After an exhausting, year long effort that included canvassing every professional in every corner of the planet, PRSA finally came up with a new way to explain to all those skeptics what the heck PR people actually do for a living.

It’s the first update since 1982 to the generally accepted industry definition of public relations. A lot has changed in those 30 years but not our profession’s inability to do for us what every Denver public relations pro tries to do for our clients: come up with simple, clear, concise and consistent messages that communicate who we are, what we do and what we stand for. And why someone else should care.

Members of PRSA and other professional organizations were asked to submit their definitions. Out of 927 submissions, three finalists were selected:

“Public relations is the management function of researching, communicating and collaborating with publics to build mutually beneficial relationships.”
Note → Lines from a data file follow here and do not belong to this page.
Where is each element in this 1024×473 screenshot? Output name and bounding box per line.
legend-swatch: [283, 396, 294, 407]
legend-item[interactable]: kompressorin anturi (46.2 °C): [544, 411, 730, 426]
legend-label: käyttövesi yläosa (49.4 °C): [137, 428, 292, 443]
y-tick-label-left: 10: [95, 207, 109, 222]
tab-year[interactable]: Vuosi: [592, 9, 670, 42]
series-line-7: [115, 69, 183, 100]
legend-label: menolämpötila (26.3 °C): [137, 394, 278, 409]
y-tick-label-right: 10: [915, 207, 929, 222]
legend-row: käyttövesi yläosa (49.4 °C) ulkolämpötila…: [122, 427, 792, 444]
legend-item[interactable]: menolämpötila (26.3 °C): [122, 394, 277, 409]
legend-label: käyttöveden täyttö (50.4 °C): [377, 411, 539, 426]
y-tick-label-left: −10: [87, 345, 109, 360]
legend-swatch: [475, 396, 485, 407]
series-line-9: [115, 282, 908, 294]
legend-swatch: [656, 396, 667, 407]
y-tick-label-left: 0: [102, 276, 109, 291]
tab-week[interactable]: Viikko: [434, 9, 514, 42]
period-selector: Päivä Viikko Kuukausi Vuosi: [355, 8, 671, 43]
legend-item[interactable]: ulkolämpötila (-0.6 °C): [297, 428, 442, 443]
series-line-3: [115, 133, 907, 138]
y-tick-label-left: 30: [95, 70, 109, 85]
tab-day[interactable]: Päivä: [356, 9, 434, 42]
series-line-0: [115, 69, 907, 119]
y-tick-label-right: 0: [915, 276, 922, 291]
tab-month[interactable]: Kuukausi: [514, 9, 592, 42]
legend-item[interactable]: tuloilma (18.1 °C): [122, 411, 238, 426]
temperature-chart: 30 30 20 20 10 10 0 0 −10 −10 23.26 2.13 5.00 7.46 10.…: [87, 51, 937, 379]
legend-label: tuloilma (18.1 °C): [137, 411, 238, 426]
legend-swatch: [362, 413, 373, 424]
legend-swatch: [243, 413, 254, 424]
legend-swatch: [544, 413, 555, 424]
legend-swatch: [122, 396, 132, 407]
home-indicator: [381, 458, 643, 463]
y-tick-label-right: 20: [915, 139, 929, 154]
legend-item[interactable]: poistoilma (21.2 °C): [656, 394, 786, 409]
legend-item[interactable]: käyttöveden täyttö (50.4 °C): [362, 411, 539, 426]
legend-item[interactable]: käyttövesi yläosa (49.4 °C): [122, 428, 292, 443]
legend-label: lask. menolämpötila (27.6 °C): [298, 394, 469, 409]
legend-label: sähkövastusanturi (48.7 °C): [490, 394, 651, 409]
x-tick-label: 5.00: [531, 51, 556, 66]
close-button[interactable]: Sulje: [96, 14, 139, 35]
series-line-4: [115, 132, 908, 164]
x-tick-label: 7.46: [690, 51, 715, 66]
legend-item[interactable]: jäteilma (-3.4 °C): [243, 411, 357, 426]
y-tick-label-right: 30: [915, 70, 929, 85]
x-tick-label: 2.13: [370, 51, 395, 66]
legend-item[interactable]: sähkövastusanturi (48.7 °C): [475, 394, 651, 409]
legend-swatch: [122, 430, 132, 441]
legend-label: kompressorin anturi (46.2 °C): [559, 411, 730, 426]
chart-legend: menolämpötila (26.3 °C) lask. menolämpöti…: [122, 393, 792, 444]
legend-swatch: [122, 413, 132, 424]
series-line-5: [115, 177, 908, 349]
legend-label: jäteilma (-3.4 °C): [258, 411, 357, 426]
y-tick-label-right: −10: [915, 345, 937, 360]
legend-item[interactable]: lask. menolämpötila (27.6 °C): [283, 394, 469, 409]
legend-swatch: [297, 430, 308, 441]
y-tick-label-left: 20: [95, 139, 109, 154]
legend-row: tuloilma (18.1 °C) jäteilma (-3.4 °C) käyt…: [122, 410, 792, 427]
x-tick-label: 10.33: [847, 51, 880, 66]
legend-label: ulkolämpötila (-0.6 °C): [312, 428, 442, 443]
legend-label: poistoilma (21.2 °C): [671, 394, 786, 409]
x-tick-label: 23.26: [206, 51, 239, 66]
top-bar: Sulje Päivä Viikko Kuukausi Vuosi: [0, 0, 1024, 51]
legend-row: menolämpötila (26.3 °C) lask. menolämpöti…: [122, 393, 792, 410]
“Public relations is a strategic communication process that builds mutually beneficial relationships between organizations and their publics.”

“Public relations is the strategic process of engagement between organizations and publics to achieve mutual understanding and realize goals.”

And the winner is, number 2. No one should be surprised that a profession that lives safely in the middle of the road chose the middle definition. It is, however, disappointing that PRSA picked such a textbook, bland and unexciting way to describe what we do.

When clients ask what PR is, I tell them public relations helps you uncover your story, decide who you want to tell it to, and figure out the best way to deliver your story to those audiences in a compelling way. If I have to explain to them that it’s a management function, I’m in trouble before I start. If I need to resort to industry jargon like calling an audience a public, I’m just not a very effective communicator.

I felt the same way about the social sciences when I majored in history. I felt that calling things like history and sociology a social science was phony nonsense from a discipline with a real inferiority complex. I didn’t want to be a scientist. That’s why I majored in history. Now I’m a communicator. I don’t want to be a bureaucrat. I just want to help my clients communicate.

So once again PRSA, you have failed to solve our biggest problem. It’s not about a definition. It’s about a brand. Maybe in another 30 years you’ll figure that out.